In the workplace, costs have
risen, with absenteeism,
higher staff turnover, and less
incentive to train - how can
you afford to train staff if they
could be ill within months?
In the countryside, the
burden of 'returnees' -
individuals who migrate to the
towns to get work, who get
sick and then go back to
their village to die - and the
catastrophe of the
ever-growing number of orphans is forcing social change.

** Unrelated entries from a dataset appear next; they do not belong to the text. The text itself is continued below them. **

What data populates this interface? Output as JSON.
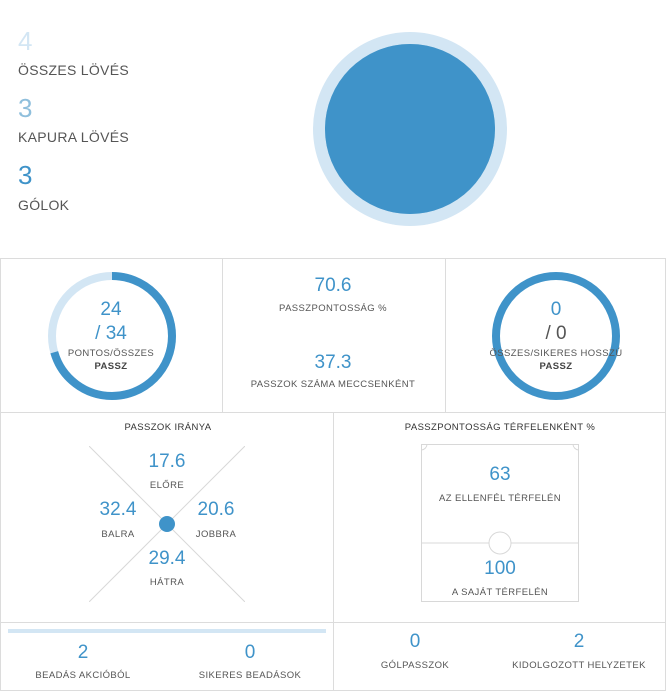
{
  "top": {
    "total_shots": {
      "value": "4",
      "label": "ÖSSZES LÖVÉS"
    },
    "shots_on_target": {
      "value": "3",
      "label": "KAPURA LÖVÉS"
    },
    "goals": {
      "value": "3",
      "label": "GÓLOK"
    },
    "colors": {
      "light": "#d3e6f4",
      "mid": "#8fbfdc",
      "dark": "#3f93c9"
    }
  },
  "passes": {
    "accurate": "24",
    "total": "/ 34",
    "label_line1": "PONTOS/ÖSSZES",
    "label_line2": "PASSZ",
    "accuracy_fraction": 0.706
  },
  "pass_stats": {
    "accuracy_value": "70.6",
    "accuracy_label": "PASSZPONTOSSÁG %",
    "per_match_value": "37.3",
    "per_match_label": "PASSZOK SZÁMA MECCSENKÉNT"
  },
  "long_passes": {
    "successful": "0",
    "total": "/ 0",
    "label_line1": "ÖSSZES/SIKERES HOSSZÚ",
    "label_line2": "PASSZ"
  },
  "direction": {
    "title": "PASSZOK IRÁNYA",
    "forward": {
      "value": "17.6",
      "label": "ELŐRE"
    },
    "left": {
      "value": "32.4",
      "label": "BALRA"
    },
    "right": {
      "value": "20.6",
      "label": "JOBBRA"
    },
    "back": {
      "value": "29.4",
      "label": "HÁTRA"
    }
  },
  "half_accuracy": {
    "title": "PASSZPONTOSSÁG TÉRFELENKÉNT %",
    "opponent": {
      "value": "63",
      "label": "AZ ELLENFÉL TÉRFELÉN"
    },
    "own": {
      "value": "100",
      "label": "A SAJÁT TÉRFELÉN"
    }
  },
  "crosses": {
    "open_play": {
      "value": "2",
      "label": "BEADÁS AKCIÓBÓL"
    },
    "successful": {
      "value": "0",
      "label": "SIKERES BEADÁSOK"
    }
  },
  "chances": {
    "assists": {
      "value": "0",
      "label": "GÓLPASSZOK"
    },
    "created": {
      "value": "2",
      "label": "KIDOLGOZOTT HELYZETEK"
    }
  }
}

In some places, communal land has been set-aside simply
to provide for the children.
No one likes to say it, but the impact of HIV is
particularly deep because unlike most health disasters to
befall Africa, this one is killing the strong, the
parents, the productive, the very people on whom
functioning societies inevitably rely.
Worst fears
It even sometimes most affects the more skilled and
better trained. It was explained to me that they have had
more time, energy and cash to spend to get themselves
infected.
All in all, in Zimbabwe it is a disaster far worse than
anything anyone expected at the time the worst fears of
HIV were being discussed.
Zimbabwe is not a society without hope. People cope -
there are "a thousand and one coping strategies" one HIV
activist told us. Even people who are in denial can learn
to cope, and people in Africa are more familiar than most
with the need to cope.
But still, the brave attempts of Zimbabweans to live life
as normal in the face of a disaster unlike anything we
could conceive, is both sad and impressive.